MC4005 Information Retrieval Techniques Syllabus:

MC4005 Information Retrieval Techniques Syllabus – Anna University PG Syllabus Regulation 2021

COURSE OBJECTIVES:

 To understand the basics of information retrieval with pertinence to modeling, query operations and indexing
 To get an understanding of machine learning techniques for text classification and clustering.
 To understand the various applications of information retrieval giving emphasis to multimedia IR, web search
 To understand the concepts of digital libraries

UNIT I MOTIVATION

Basic Concepts – Practical Issues – Retrieval Process – Architecture – Boolean Retrieval – Retrieval Evaluation – Open Source IR Systems–History of Web Search – Web Characteristics– The impact of the web on IR ––IR Versus Web Search–Components of a Search engine

UNIT II MODELING

Taxonomy and Characterization of IR Models – Boolean Model – Vector Model – Term Weighting – Scoring and Ranking –Language Models – Set Theoretic Models – Probabilistic Models – Algebraic Models – Structured Text Retrieval Models – Models for Browsing

UNIT III INDEXING

Static and Dynamic Inverted Indices – Index Construction and Index Compression. Searching-Sequential Searching and Pattern Matching. Query Operations -Query Languages – Query Processing – Relevance Feedback and Query Expansion – Automatic Local and Global Analysis – Measuring Effectiveness and Efficiency

UNIT IV CLASSIFICATION AND CLUSTERING

Text Classification and Naïve Bayes – Vector Space Classification – Support vector machines and Machine learning on documents.

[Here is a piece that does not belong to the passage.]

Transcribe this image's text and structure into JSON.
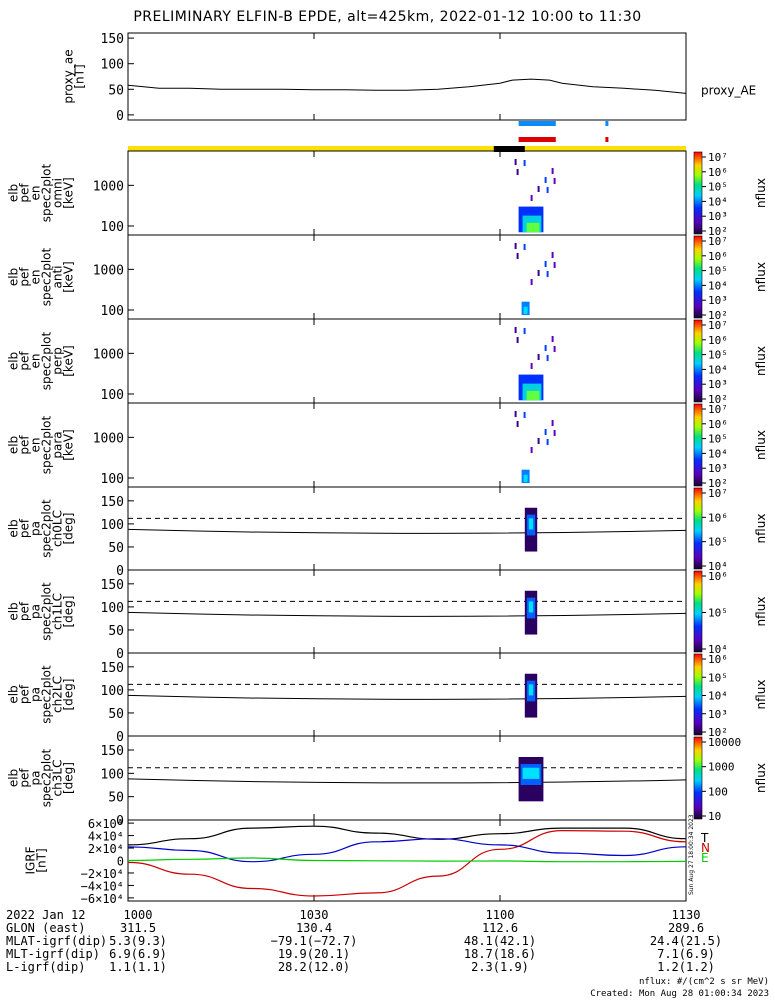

Flat Clustering – Hierarchical Clustering – Matrix decompositions and latent semantic indexing – Fusion and Meta learning

UNIT V SEARCHING THE WEB AND RETRIEVAL

Searching the Web –Structure of the Web –IR and web search – Static and Dynamic Ranking – Web Crawling and Indexing – Link Analysis – XML Retrieval Multimedia IR: Models and Languages – Indexing and Searching Parallel and Distributed IR – Digital Libraries

TOTAL: 45 PERIODS

SUGGESTED ACTIVITIES:

1. Compare the features of any three search engines
2. Compare and contrast the IR models
3. List out features of the various IR Query languages
4. List out the applications of classification and clustering in Machine Learning
5. A Study on web crawler used by any Search Engine for indexing the sites
(For eg., Google, Mozilla, Internet Explorer,….)

COURSE OUTCOMES:

Upon completion of this course, the students should be able to:
CO1: Build an Information Retrieval system using the available tools.
CO2: Identify and design the various components of an Information Retrieval system.
CO3: Model an information retrieval system
CO4: Apply machine learning techniques to text classification and clustering which is used for efficient Information Retrieval.
CO5: Design an efficient search engine and analyze the Web content structure.

REFERENCES

1. Implementing and Evaluating Search Engines, The MIT Press, Cambridge, Massachusetts London, England, First Edition2010.
2. Manning D. Christopher, Raghavan Prabhakar & Schutz Hinrich, “ Introduction to Information Retrieval”, Cambridge University Press, Online Edition,2009.
3. David A. Grossman, Ophir Frieder, “Information Retrieval: Algorithms and Heuristics”, Springer, 2nd Edition, 2004.
4. Bruce Croft, Donald Metzler, Trevor Strohman, “Search Engines: Information Retrieval in Practice”, Pearson, 2009.
5. Ricardo Baeza – Yates, Berthier Ribeiro – Neto, ―Modern Information Retrieval: The concepts and Technology behind Search‖ (ACM Press Books), Second Edition, 2011.
6. Stefan Buttcher, Charles L. A. Clarke, Gordon V. Cormack, ―Information Retrieval: Implementing and Evaluating Search Engines (The MIT Press), Illustrated Edition, 2016.